The retrospective portion of the exhibition is curated by Michelle Ho, assistant director of Singapore's ADM Gallery at the School of Art, Design and Media, Nanyang Technological University, and former curator at the Singapore Art Museum.
"The Foundation is based on ideas of intercultural dialogue, which upholds Rabindranath Tagore's own vision of bringing communities together," states Sundaram Tagore, Founder." Jane Lee fulfils that mission, promoting dialogue between India and Singapore – a place where Rabindranath Tagore spent an extended period of time – not only in her own life, as she is a practitioner of meditation and yoga, but more importantly, her work captures the zeitgeist of this particular time."
Lee staddles materials and mediums and abstract ideations to create a stunning series of works that draw attention to the scarlet counterpoints in the colour red even as she creates geometric intensities that pop out of the colourative sojourn. Included in the show are works that expand on earlier series including Fetish, begun in 2009, in which she employs her trademark technique of hand-twisting sinews of dried paint into coils to produce intricate, tactile surfaces articulated in opulent colour.
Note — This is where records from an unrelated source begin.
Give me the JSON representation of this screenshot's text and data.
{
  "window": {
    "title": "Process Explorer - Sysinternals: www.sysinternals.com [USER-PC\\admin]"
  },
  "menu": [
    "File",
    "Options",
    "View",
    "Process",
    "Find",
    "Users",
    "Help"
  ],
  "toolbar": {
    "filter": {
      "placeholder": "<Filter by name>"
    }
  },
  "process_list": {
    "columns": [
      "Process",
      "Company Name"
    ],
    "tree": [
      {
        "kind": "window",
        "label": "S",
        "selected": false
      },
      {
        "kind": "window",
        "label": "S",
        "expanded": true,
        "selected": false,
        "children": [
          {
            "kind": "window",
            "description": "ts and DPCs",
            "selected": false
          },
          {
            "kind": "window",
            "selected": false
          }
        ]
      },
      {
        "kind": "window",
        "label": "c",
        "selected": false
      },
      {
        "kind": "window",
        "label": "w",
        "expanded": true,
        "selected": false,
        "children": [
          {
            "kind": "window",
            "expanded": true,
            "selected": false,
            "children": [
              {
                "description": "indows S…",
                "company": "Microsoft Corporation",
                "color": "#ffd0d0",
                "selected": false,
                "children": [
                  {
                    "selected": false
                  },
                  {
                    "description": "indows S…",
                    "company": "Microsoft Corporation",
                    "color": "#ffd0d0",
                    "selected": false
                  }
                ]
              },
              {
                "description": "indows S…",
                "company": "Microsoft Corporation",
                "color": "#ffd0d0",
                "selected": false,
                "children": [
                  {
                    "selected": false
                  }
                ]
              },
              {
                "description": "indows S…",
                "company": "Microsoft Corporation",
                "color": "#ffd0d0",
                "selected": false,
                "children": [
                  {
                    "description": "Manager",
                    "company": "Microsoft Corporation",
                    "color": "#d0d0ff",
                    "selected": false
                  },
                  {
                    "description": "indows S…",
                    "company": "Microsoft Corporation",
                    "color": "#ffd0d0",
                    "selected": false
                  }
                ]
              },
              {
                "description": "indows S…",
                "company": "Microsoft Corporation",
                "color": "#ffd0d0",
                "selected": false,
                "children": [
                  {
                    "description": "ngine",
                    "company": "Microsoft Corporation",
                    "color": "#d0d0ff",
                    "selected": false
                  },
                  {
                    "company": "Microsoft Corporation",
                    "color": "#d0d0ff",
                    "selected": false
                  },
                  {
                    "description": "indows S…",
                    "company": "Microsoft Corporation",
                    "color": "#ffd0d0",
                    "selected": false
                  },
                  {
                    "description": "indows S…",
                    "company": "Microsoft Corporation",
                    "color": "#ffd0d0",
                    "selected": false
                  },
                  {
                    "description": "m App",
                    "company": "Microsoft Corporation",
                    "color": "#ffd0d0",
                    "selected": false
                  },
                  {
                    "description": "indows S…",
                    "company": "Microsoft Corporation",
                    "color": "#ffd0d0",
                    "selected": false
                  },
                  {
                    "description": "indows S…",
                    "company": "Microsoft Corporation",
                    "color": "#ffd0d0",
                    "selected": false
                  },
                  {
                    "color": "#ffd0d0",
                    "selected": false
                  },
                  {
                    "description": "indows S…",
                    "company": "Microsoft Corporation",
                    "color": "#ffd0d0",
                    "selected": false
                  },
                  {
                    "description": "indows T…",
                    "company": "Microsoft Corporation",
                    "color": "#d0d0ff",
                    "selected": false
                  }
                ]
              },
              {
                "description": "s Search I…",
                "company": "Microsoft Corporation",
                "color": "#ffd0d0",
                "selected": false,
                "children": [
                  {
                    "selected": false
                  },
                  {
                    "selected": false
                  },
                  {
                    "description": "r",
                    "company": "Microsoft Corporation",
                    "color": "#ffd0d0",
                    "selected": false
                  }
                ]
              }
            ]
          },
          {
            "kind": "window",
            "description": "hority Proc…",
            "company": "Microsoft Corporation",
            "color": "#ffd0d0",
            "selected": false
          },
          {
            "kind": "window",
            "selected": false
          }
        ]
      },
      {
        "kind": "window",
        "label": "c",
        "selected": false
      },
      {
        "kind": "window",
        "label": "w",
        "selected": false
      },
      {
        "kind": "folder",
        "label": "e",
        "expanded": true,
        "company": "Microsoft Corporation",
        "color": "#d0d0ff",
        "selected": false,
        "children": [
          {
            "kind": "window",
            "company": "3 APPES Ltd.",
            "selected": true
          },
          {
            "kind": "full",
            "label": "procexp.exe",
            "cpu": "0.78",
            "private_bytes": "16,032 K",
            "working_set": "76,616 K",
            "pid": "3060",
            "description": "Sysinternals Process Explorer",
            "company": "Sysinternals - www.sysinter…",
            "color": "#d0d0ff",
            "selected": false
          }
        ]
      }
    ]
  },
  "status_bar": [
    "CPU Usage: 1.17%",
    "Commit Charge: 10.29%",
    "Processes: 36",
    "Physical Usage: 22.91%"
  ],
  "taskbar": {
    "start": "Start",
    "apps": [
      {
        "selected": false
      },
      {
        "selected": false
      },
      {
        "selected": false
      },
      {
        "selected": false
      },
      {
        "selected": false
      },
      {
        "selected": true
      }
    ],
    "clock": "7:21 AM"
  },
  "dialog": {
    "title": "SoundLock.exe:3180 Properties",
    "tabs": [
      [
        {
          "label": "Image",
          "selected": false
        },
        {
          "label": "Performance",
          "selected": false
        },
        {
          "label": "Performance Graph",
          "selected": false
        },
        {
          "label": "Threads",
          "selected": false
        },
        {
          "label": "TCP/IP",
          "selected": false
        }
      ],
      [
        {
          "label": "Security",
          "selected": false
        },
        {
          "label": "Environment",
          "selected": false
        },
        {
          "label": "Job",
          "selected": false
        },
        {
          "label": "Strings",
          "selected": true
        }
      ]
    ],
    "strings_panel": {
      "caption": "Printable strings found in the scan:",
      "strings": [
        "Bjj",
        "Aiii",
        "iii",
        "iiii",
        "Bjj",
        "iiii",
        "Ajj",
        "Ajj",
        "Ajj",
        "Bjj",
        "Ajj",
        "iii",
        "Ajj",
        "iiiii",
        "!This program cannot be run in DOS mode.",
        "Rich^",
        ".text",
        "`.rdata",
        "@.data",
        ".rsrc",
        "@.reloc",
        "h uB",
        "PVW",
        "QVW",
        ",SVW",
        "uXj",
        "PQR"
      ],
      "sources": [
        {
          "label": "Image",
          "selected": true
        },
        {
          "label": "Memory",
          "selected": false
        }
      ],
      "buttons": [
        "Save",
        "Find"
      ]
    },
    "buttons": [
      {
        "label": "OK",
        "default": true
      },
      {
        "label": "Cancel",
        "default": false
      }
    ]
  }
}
Lee places technique as a corollary to contexts in her power driven juxtapositions of the state of red in its physicality, but the ensuing result is modern, in fact, an experiment that has an insignia of the avant-garde in the way she spools the colour red in unpredictable ways to create islands of amorphous alacrity.
The success of this brilliantly conceptualized show is how the colour red dominates the new body of work – without disturbing our senses.
Red invites the human gaze not as a single colour, but as a presence in the crimson tide of exploration. more as a spectrum of shades that mirror the multiple associations in perception as well as perspective – from passion and action to blood and life to cultural and political references to luck, auspiciousness and the representation of people and the nation.